Wednesday, March 7, 2012

A couple of reminders

The Seattle Bike Expo is this weekend. This is a fun event to peruse and see what's new in the cycling world. Our local Manastash Metric sponsor, RSVP will have a booth there. See the information below - be sure to stop by and say hello.

Seattle Bike Expo
March 10 and 11, 2012
Smith Cove, Pier 91 in Seattle

Lots of fun, equipment, clothing, demonstrations, free samples, tour and ride information etc.
Saturday time 9am until 6pm
Sunday time 10am until 4pm
Costs $10.00 a day or $12.00 for both days
Children under 15 years old are free


Manastash Metric Bike Ride for Ellensburg will have a booth to promote the Kittitas County Bike Ride.
Booth #354

One other event of note is the CWU Cycling Clubs spring race with up to 11 universities participating. Volunteers are needed and RSVP is helping with that. See the post below from the Ellensburg Manastash Facebook page.

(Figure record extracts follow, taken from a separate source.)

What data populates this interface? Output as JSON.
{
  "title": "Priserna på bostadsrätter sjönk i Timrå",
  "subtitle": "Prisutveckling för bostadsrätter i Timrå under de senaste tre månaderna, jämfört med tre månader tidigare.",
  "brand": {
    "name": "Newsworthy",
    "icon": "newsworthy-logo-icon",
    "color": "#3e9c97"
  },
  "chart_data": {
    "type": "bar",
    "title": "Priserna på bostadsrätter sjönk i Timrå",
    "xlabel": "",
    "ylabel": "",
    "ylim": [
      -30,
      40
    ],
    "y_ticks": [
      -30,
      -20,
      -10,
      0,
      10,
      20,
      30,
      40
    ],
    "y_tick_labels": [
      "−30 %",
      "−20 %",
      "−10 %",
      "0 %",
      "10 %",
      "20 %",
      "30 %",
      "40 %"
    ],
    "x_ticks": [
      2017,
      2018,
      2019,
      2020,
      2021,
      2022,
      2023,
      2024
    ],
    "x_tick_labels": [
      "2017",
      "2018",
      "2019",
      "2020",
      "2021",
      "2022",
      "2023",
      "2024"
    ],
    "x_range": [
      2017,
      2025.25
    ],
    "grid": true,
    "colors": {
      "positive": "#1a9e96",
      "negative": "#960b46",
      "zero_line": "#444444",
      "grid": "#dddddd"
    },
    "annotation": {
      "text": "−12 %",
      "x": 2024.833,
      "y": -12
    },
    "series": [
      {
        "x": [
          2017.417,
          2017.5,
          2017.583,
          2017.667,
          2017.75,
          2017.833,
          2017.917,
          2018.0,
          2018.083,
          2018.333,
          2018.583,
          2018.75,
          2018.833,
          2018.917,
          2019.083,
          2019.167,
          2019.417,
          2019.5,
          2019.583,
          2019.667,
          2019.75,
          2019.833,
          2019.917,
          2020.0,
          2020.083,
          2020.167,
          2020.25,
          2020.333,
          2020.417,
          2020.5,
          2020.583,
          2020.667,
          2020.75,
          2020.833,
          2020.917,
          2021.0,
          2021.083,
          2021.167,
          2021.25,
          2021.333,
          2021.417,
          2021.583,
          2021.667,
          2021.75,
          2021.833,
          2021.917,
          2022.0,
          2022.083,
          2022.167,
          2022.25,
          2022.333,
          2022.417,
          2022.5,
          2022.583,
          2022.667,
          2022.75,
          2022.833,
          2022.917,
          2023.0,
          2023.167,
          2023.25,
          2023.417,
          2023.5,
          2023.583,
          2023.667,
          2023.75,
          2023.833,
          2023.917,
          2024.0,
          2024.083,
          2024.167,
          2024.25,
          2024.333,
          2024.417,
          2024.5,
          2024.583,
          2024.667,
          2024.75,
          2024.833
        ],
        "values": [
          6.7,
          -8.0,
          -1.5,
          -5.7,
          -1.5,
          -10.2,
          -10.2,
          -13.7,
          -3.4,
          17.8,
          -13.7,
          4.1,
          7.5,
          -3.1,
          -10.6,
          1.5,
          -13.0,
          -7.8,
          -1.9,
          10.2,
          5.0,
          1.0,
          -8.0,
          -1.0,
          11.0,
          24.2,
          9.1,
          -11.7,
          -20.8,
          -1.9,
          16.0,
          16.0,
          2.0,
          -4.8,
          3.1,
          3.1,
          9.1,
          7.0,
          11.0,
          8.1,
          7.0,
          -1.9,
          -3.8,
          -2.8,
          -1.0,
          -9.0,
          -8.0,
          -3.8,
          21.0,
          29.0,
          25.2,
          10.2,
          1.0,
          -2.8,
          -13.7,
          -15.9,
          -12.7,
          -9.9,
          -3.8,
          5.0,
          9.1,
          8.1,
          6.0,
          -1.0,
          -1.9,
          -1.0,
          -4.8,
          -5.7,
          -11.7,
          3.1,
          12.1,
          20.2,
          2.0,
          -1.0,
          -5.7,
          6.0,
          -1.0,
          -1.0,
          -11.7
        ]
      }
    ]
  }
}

CWU Cycling Club Race will be held on April 14th in the Kittitas area. Volunteers are needed to help with a variety of jobs to insure the safety of the racers, parents and people attending the event. Racers will be participating from approximately 11 universities.

Volunteers are invited to help 7:30am until 2:00 pm. All volunteers will be served lunch.

If you would like to help, please call RSVP and Volunteer Center at 509 962-4311 or email at rsvp@fairpoint.net

Great way to support the CWU students and the Cycling Club!